Tutte le composizioni hanno la traduzione in italiano a margine, il libro, inoltre, è arricchito dalla prefazione di Rino Caputo già Preside dell’Università di Roma Tor Vergata. E dalla riflessione sulla poesia dialettale di Leone D’Ambrosio, scrittore, poeta pontino tra i più apprezzati e premiati.

L’autore, in questa raccolta, ci rimanda un mondo vivo, pulsante una vera antologia di emozioni, sentimenti e, a noi, sembra che su tutto aleggi una luce: la gratitudine verso il prossimo, gli avvenimenti, anche quelli dolorosi, verso la vita. Un valore aggiunto alla poesia che di per sé, nella sua “mission”, aiuta ad esplorare nelle profondità del proprio cuore, del proprio animo e cercare quel segno, quella peculiarità unica di cui ciascuno essere umano dispone così da offrirla e condividerla in quell’ immenso database chiamato Anima Mundi.
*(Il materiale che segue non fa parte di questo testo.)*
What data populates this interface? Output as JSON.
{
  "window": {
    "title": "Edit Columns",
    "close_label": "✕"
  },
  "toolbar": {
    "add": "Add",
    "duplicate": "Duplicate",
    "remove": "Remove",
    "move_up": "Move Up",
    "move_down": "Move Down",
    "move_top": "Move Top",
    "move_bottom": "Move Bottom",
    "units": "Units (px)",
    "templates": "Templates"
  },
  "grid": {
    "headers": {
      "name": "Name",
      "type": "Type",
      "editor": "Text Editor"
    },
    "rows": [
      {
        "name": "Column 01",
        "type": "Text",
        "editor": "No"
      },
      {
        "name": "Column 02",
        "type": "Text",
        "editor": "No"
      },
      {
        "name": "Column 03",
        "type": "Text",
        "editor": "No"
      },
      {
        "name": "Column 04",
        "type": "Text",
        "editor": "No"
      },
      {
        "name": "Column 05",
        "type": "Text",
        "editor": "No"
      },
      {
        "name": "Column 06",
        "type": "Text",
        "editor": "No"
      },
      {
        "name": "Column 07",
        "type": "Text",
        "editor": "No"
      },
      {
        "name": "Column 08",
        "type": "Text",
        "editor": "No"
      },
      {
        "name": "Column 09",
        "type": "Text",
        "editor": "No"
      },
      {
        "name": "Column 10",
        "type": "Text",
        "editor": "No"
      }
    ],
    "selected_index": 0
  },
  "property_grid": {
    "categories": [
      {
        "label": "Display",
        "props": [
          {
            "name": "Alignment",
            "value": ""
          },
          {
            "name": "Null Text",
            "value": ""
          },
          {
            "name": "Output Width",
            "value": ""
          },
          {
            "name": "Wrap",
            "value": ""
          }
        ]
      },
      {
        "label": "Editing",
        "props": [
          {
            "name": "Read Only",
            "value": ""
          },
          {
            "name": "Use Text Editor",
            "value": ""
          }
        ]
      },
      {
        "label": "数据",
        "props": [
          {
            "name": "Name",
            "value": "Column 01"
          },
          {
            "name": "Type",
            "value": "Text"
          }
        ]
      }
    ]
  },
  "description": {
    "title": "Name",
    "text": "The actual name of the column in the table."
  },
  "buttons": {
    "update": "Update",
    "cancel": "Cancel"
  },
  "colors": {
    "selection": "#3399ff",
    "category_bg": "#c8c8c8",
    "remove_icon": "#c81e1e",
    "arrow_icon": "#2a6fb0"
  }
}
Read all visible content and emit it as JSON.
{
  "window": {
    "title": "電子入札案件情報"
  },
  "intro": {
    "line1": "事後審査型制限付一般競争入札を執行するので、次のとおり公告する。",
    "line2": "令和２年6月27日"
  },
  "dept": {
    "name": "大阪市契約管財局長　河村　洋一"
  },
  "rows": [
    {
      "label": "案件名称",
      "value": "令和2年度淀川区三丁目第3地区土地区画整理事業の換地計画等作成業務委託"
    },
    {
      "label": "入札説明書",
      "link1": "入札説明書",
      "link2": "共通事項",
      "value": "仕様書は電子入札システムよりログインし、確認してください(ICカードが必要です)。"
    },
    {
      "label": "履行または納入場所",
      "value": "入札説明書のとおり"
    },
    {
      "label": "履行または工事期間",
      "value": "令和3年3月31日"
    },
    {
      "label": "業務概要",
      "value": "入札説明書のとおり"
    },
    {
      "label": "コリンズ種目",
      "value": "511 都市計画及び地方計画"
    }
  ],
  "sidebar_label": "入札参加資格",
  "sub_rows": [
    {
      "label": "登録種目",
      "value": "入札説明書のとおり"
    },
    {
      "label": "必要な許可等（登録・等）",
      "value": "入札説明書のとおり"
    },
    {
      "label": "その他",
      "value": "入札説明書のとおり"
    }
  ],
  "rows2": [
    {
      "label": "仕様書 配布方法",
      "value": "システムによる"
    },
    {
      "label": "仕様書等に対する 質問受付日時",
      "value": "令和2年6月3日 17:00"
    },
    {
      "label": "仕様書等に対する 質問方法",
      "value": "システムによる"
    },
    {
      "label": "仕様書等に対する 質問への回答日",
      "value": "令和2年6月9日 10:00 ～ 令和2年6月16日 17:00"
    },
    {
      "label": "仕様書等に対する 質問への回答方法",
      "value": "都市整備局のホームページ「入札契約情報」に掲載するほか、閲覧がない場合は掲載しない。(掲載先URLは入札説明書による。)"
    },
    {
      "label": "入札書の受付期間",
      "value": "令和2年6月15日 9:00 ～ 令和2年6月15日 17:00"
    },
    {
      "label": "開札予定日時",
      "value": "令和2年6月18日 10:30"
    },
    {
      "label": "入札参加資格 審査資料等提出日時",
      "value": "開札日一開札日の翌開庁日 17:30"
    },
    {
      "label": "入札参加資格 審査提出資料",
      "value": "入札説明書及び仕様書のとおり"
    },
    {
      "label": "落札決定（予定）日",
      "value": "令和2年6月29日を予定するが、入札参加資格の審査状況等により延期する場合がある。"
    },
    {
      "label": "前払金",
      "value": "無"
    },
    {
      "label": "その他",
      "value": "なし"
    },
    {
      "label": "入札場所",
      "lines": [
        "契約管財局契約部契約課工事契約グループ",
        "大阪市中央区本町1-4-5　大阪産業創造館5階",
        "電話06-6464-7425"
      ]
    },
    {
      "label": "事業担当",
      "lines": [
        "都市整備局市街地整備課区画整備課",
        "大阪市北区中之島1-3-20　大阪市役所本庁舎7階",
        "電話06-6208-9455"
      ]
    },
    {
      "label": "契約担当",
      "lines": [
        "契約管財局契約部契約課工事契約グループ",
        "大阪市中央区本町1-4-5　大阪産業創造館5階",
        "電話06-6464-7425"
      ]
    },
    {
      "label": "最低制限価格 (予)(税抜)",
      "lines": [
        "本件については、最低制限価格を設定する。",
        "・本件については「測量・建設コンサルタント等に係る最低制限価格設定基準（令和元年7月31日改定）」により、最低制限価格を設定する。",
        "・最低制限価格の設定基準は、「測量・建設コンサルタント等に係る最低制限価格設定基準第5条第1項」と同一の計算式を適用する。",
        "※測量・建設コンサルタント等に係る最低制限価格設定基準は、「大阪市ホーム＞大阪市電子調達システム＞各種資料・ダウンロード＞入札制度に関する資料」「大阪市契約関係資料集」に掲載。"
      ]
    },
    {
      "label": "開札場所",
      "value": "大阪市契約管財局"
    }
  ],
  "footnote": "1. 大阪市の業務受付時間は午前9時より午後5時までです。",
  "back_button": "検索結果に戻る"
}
Le composizioni racchiudono limpidi, sereni e orgogliosi ricordi pensiamo alla forza e alla delicatezza dei versi dedicati alla madre: “Era bèlla maroma, bbèlla bbèlla/ Na Greta Garbo de jo paése méne,/ Rgogliuso d’èsse stato figlio séne:/ Ntiliggènte, lucente cómme stélla/”

Così come in “Cosmogonia” “Jo témpo, chiglio ffa èsse/ jo munno cómm’è,/ Ntè lo prima/ È manco lo dóppo./ Tè sulo lo mó./ E nnó nfinito mó/”  ritroviamo una riflessione, una realtà che accumuna tutti gli essere viventi c’è una frase di cui non ricordiamo l’autore che ci sembra la perfetta sintesi di questi versi: “È il tempo a segnarci la vita e siamo noi a segnare il tempo”.

 Con sorprendente naturalezza, che solo a posteriori se ne riconosce il valore e l’abilità, l’autore spazia e immerge il lettore in un’aria internazionale e apre una finestra sulla vastità dello scibile umano dove il dialetto della piccola cittadina lepina, cui il poeta ha dedicato tre dizionari, diventa un raffinato escamotage letterario per giungere dalle radici delle espressioni locali al cromatismo dell’universalità della vita attraverso i linguaggi della poesia.

 L’ autore partendo dalla poesia greca attraversa, con grande attenzione, quella Latina, l’italiana e la grande poesia “straniera”? Ma può la poesia definirsi straniera? Pietro vitelli, sempre nel dialetto corese che come lui stesso scrive: “succhiato dal latte materno”, ci parla di autori, di autrici quali William Shakespeare, Puškin, Hikmet, Wislawa Szymborska, Emily Dickinson di cui vi riporto dei versi: “No sepalo, no petalo e nna spina/Na normale mmatina d’istate, /No fiasco de vazza, na lapa o dóa,/Na ventata liggera,/  – No sfruscio mméso’a j’arbiri -/ E je so nna rosa”

Tradurre questi autori dalla loro lingua originale all’italiano e traghettandoli alla lingua corese come dice l’autore “in un originale giochi di specchi” si trasforma in un operazione che davvero unisce la poesia in un unico, universale arabesco togliendogli qualunque caratteristica elitaria, esclusivista permettendo di respirare, al dotto e a l’incolto, all’unisono con essa. Siamo fermamente convinte che le traduzioni, almeno finché il mondo non parlerà un unico esperanto, apportano linfa vitale, aprono autostrade per rendere comprensibile a tutti, noi, opere, pensieri che rischieremmo di non conoscere o non comprendere mai.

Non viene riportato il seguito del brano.